Surabaya (ANTARA News) - Potensi pendanaan bagi pemerintah daerah (pemda) dari obligasi sangat besar, namun pemda harus berbenah terlebih dahulu dan berkomitmen untuk menerapkan pengelolaan keuangan yang transparan.
Transparansi adalah konsekuensi yang harus ditanggung pemerintah daerah jika ingin menerbitkan obligasi, karena masyarakat sebagai investor tentu ingin tahu pengelolaan keuangan dan juga pendapatan dari penerbit obligasi.
Demikian disampaikan Deputi Gubernur Senior BI Mirza Adityaswara dalam Seminar "Pembiayaan Ekonomi Daerah melalui Penerbitan Surat Berharga" di Surabaya, Kamis.
Menurut Mirza, ketika pasar keuangan domestik sedang bergairah seperti saat ini, penerbitan obligasi merupakan sumber potensial untuk menyerap dana dari pasar.
Terlebih lagi, beban biaya dana dari obligasi juga lebih rendah dibanding bunga kredit perbankan, karena transmisi yang lebih cepat ke pasar obligasi dari penurunan suku bunga acuan BI atau "7-Day Reverse Repo Rate".
Hingga November 2016, suku bunga acuan BI sudah turun 150 basis poin secara akumulasi.
"Jadi saat pasar sedang booming, tidak bearish seperti saat ini, sangat potensial biaya dananya turun. Tapi tetap ada konsekuensinya, pemda harus transparan sebelum menerbitkan obligasi," ujar dia.
Mirza menuturkan penerbitan obligasi oleh pemerintah daerah juga akan membuat pasar keuangan domestik semakin dalam dan beragam.
Sepanjang 2016, kapitalisasi di pasar obligasi semakin besar, terutama dari maraknya penerbitan obligasi oleh pemerintah dan korporasi swasta, termasuk korporasi Badan Usaha Milik Negara.
Jika digabungkan dengan penarikan utang, kata Mirza, total pendanaan yang diserap pemerintah sebesar Rp1.600 triliun atau 28 persen dari Produk Domestik Bruto.
Sementara obligasi dari swasta, termasuk BUMN sebesar Rp200-Rp300 triliun.
"Hanya pemerintah daerah yang belum menerbitkan obligasi," kata dia.
Namun BI menyatakan masih banyak "pekerjaan rumah" yang harus diselesaikan oleh pemerintah daerah, pemerintah pusat, dan juga Otoritas Jasa Keuangan (OJK) untuk merealisasikan penerbitan obligasi daerah.
Wacana penerbitan obligasi dari pemerintah daerah sudah mengemuka sejak 2003. Namun setelah 13 tahun berlalu, rencana tersebut tidak kunjung terealisasi.

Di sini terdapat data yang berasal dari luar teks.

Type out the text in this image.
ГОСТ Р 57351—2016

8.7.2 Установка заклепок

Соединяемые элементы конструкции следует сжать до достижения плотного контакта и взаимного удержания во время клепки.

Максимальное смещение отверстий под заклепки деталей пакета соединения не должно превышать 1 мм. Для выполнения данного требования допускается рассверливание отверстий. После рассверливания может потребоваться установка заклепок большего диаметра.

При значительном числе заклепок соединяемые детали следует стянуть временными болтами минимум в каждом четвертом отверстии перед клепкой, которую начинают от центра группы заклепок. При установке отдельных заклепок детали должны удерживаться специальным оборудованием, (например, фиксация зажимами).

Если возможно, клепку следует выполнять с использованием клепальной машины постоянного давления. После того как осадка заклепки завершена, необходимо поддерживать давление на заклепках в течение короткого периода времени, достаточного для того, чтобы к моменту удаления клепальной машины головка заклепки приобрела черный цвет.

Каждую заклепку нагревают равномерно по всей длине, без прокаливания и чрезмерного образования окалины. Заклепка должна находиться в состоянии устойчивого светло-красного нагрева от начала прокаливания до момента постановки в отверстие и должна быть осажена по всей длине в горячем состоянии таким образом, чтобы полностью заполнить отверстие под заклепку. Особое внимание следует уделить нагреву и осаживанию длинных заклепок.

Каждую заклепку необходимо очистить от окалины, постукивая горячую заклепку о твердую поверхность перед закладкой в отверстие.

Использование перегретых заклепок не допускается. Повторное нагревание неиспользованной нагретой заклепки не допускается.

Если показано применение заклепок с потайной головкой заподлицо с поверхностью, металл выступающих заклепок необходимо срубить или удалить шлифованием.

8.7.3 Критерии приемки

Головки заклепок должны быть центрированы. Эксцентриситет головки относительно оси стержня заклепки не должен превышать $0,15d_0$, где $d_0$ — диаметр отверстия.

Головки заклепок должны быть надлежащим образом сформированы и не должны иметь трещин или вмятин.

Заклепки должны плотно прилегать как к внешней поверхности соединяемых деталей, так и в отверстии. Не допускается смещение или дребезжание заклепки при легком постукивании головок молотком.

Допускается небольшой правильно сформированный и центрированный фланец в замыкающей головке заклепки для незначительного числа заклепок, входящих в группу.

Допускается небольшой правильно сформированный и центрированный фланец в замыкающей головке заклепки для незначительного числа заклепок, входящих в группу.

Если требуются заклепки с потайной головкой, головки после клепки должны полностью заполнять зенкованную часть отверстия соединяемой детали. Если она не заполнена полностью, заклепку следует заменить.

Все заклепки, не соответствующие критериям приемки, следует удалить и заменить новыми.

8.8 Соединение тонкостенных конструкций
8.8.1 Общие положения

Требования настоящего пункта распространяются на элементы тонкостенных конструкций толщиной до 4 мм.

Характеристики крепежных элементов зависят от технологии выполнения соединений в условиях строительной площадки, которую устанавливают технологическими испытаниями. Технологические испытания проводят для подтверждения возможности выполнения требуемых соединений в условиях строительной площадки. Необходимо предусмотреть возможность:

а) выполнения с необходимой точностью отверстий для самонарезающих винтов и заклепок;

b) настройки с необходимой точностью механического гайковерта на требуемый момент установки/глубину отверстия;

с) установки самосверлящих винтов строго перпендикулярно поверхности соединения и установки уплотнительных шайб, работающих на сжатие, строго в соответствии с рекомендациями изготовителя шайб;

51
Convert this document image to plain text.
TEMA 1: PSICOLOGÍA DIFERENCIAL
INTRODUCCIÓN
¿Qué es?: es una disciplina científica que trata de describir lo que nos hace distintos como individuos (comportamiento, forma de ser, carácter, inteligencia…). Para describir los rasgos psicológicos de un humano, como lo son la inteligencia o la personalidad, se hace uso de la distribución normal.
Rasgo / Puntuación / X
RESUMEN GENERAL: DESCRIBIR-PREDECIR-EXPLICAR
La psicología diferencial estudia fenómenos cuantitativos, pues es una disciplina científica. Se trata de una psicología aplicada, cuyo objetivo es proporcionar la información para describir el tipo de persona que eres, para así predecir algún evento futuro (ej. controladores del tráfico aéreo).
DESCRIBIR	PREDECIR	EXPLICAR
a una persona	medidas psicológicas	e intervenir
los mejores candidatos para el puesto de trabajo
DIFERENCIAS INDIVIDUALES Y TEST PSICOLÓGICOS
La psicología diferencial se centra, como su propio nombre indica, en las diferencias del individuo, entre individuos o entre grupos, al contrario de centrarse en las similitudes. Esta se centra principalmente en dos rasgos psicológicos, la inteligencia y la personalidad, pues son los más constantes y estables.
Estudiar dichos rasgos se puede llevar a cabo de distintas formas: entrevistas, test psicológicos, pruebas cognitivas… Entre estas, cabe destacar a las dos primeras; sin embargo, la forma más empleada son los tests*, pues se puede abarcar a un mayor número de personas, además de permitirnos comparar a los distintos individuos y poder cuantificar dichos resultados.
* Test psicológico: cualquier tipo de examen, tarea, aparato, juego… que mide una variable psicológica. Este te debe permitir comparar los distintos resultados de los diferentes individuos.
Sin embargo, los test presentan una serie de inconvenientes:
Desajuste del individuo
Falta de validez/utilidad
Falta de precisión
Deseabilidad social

Pemerintah daerah yang berniat menerbitkan obligasi daerah adalah Pemerintah Provinsi Jawa Barat dan Pemerintah Provinsi DKI Jakarta.
Menurut Ahli Ekonomi dari Universitas Brawijaya, Candra Faji Ananda, masalah krusial yang menghambat penerbitan obligasi daerah ini salah satunya dari kapasitas pemerintah daerah dan kemauan politik (political will) antara pemda dan Dewan Perwakilan Rakyat Daerah (DPRD).
Masalah pertama, dari kapasitas fiskal pemerintah. Kedua dari sisi transparansi pemerintah daerah agar dapat memberikan kepercayaan kepada pelaku pasar.
"Ada yang kurang cocok, misalnya agak sulit laporan keuangan pemda harus ada setiap bulan dan juga transparansinya," kata Candra dalam seminar tersebut.